By Sandi Schwartz
Have you ever stopped to gaze at the Austin skyline and wondered what went into creating all those impressive buildings? Recently named the greenest city in America by Architectural Digest, Austin is known for its innovation when it comes to architectural design and sustainability. In fact, the city is the birthplace of the U.S. Green Business Council’s Leadership in Energy and Environmental Design (LEED) program, the most widely used green building rating system in the world.
One of the key players working on sustainable architecture in Austin and beyond is Gaby Mier. This native Texan lives and breathes the creation of healthy, sustainable buildings. Mier is currently the director of business development at Glumac, a global building design consulting firm with an office in Austin focused on creating sustainable, resilient buildings that provide healthy, productive and equitable spaces for all communities. She recently completed a master’s degree in sustainable design and has been in the Architecture, Construction and Engineering (ACE) industry for over 15 years.
Designing buildings at the intersection of sustainability and human health is her passion. She was one of the early adopters of the LEED program and has always prioritized the environment in her work. “I have sought to be involved in the future of design that builds healthier buildings and healthier people,” she explains. “My job is to promote and sell services to those looking to focus on highly sustainable projects. We are sustainable engineers and create buildings that will be LEED Platinum, the highest level possible.”
Gaby Mier Believes in Sustainable Architecture
Mier believes that issues like climate change, air pollution and waste reduction being top of mind makes sustainable architecture and construction more important now than ever. Additionally, the Inflation Reduction Act of 2022 calls for making energy efficiency and clean energy increasingly more cost-effective. “These issues are driving new conversations in and around sustainability and, I argue, responsible design,” she notes.
What makes Mier’s work particularly unique is her focus on health and wellbeing. “Building sustainable spaces improves the overall health of people. It’s all about how you make them feel and how they react to the space you are designing.” She does this by going beyond the five senses to determine how to affect people’s physiological responses to a building.

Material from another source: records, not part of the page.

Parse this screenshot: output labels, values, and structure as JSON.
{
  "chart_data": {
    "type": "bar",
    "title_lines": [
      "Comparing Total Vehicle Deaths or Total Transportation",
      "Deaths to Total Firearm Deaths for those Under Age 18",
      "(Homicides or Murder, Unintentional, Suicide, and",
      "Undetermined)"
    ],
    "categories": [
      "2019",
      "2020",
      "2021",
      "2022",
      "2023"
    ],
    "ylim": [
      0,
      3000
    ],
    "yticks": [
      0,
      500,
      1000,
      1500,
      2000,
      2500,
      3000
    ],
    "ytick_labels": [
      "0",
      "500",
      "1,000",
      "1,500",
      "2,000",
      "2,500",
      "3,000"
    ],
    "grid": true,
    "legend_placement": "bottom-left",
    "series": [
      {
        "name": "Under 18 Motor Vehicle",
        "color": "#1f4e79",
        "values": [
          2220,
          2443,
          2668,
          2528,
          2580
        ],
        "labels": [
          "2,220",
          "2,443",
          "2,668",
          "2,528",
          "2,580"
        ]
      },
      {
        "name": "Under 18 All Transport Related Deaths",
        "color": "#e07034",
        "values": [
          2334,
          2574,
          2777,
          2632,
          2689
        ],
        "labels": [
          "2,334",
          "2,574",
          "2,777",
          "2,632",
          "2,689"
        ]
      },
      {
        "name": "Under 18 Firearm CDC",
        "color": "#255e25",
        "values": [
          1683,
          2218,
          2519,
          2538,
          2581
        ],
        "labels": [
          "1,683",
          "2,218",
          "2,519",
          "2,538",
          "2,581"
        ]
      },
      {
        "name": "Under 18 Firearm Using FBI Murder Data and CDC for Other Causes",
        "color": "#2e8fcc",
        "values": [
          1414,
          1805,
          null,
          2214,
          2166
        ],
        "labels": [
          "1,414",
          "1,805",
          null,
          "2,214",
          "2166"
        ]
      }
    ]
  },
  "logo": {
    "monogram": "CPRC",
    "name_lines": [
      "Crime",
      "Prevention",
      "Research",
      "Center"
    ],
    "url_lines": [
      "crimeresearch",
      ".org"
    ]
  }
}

There is currently very little research on this topic, but she is leading the effort. Her recent master’s thesis won commendations for addressing why humans respond to and perform better in certain environments, and how designers can utilize some of those reactions for the better. Her design guidelines and principles are currently being used to “grade” existing spaces based on nine senses taught in the Montessori system: sight (visual), touch (tactile), hearing (auditory/acoustic), smell (olfactory), taste (gustatory), thermic (temperature, related to tactile), baric (weight), stereognostic (tactile and muscular in the absence of sight or sound) and proprioception (movement and posture). “I hope my work will help continue the conversation around humans, sustainability and how intertwined they both are beyond our current understanding. I consider this movement to be about the design standards for the human experience to create newer, emotionally and physically healthy spaces in the built environment.”
Austin Domain Senior Living project
This high-rise senior living project includes three residential towers located above a common podium and a 180 space underground parking garage.
Heat pump fan coil units bringing in outside air from a rooftop dedicated outdoor air system serves each unit. Lighting systems also incorporated daylight harvesting and the use of wireless controls.
- 341,994 square feet
- Start Date/End Date: February 2015 / Est. October 2019
- Architect: Perkins Eastman
Mier has also committed to boosting women in the architectural field. She is an active member of the Women in Architecture Committee through the American Institute of Architects Austin Chapter. “This industry is very traditional, and most big firms still have that imbalance on their board. For me, it’s important to be part of women getting more involved in this field.”
She points out that women make up just over 35% of the professionals in the ACE industry but hold only about 10% to 15% of the leadership roles. As someone who worked and pursued a master’s degree while pregnant, focusing on women’s issues is very close to her heart. “We assume the way things are will be like that forever,” she states. “But we are starting to see opportunities for growth and the potential for a leadership seat at the table. “This is important to me because I have a young daughter. I want to tell her I was part of the change.”